Our annual Gifts for Geeks series usually focuses on the material stuff you can buy for your favorite geek. After all, comics collectors need something to collect, gamers need something to game, and movie buffs need movies to...buff. With all the holiday hoopla and endless advertisements, it's easy to forget that some of the best things in life are free.

So you bought your daughter a $2500 light-up replica of Serenity. Have you ever watched the show with her? So you gave your brother expensive front-row tickets to a They Might Be Giants concert. Have you ever met James Ensor or made a little birdhouse in your soul? Becoming involved in someone else's favorite fandom, if only fleetingly, is one of the greatest ways to connect with the geek in your life, and it's even more of a gift if you willingly go outside your comfort zone to do so.

Not everyone will appreciate you leaning over their shoulder while they play Pokémon, and not everyone can stomach a manga like Hellsing, but an honest and unobtrusive effort to understand this "LARP" thing your father goes to can open up all sorts of possibilities in terms of how you relate to one another. Also, it makes gift-giving significantly easier when you can tell the difference between Ice Cube and Ice-T.

Sometimes the geek in your life will approach you and offer up a round of video games or a road trip to some dork convention. In cases where it's clear you'll never understand , you may need to be a little proactive: borrow something from their shelf, or simply ask them what's so appealing about what they're doing and see where the conversation leads you.

I never understood the appeal of having season tickets for a baseball team until a friend explained that it's not just about the game; it's interesting to follow the foibles and triumphs of the people. There's a sort of story behind every team, and this had never occurred to me until I asked. For me, it was all hot dogs and people running around in circles, but my friend's consistent enthusiasm makes much more sense now, knowing that there's more satisfaction in a baseball game than just doing "the wave."

This whole blog was founded on the premise that there's a value in sharing your favorite hobbies and fandoms with others. I relish any opportunity to explain to people that Dungeons & Dragons is not a video game like they thought it was. Give the geek in your life that chance. I own a handmade Strong Mad plushie/lunchbox because I exposed my artsy girlfriend to Homestar Runner. It's so much easier to give personalized, meaningful gifts when you know what you're giving.

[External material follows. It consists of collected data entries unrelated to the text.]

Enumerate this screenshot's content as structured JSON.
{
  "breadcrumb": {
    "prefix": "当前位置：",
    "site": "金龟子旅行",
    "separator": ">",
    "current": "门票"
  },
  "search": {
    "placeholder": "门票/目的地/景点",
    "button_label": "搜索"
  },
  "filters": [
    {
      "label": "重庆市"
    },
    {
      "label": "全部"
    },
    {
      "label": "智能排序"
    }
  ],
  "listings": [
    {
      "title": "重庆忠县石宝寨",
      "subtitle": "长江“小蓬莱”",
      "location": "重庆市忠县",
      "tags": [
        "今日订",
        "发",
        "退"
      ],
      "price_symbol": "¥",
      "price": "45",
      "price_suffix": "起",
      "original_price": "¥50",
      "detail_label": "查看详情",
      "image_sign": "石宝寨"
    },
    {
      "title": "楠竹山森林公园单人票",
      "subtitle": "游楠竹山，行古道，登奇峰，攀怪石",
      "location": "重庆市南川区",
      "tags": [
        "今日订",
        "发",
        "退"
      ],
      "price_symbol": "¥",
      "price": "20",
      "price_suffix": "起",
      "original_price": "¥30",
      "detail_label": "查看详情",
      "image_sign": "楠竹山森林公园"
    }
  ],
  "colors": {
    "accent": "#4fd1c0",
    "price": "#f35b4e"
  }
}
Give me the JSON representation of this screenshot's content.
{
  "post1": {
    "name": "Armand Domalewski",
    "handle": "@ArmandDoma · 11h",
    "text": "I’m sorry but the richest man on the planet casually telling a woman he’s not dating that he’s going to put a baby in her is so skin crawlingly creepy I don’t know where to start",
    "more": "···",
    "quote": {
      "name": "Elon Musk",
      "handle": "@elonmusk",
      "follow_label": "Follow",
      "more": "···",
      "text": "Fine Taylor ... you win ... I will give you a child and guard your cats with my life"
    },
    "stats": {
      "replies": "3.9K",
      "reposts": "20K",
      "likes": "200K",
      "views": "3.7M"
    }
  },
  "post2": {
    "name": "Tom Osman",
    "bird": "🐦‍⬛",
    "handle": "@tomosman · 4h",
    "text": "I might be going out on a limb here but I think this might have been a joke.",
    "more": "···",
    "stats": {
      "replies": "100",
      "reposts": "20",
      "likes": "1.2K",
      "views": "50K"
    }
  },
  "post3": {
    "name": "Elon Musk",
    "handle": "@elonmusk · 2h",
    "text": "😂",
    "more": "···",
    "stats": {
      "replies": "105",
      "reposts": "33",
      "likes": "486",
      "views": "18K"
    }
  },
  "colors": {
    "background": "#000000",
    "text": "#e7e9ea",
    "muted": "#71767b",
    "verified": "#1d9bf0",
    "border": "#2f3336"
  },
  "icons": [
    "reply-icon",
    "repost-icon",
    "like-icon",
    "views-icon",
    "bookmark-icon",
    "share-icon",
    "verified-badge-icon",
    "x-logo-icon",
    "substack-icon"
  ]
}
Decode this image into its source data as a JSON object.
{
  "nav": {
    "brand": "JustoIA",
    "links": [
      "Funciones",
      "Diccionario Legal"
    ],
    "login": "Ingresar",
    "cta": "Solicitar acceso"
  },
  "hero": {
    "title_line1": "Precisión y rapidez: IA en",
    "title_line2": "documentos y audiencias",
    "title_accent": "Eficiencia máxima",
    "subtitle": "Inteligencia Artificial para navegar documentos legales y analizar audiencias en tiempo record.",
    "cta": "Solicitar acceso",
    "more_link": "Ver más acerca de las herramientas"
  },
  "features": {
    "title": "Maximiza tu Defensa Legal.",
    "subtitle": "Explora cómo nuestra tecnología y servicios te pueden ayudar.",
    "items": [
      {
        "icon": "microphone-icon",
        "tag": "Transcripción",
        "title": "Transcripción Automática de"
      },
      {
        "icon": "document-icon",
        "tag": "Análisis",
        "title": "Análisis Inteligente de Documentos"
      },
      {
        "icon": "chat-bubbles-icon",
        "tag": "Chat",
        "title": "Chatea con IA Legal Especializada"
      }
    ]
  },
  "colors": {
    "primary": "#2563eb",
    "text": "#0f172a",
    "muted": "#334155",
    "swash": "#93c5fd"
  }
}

Whether you become instantly addicted to Kendal Mint Cakes or have read enough J.D. Salinger to last a lifetime after just a few chapters, any exposure to something a person loves can bring a better understanding of that person. Ask some questions. Offer to try out something you've refused in the past. Volunteer to do something together. Don't be pushy, don't pretend you're suddenly as zealous and informed as they are, and hold off on judgment until after the fact.

Maybe you'll discover a new favorite fandom. Maybe you'll hate it. Whatever the outcome, it'll give you something to talk about, it'll open your eyes to something (one way or another), and it could very well be something your favorite geek will always remember. Can you say the same thing about that destined-for-the-trash-can "I'm With Stupid" belt buckle you're about to buy?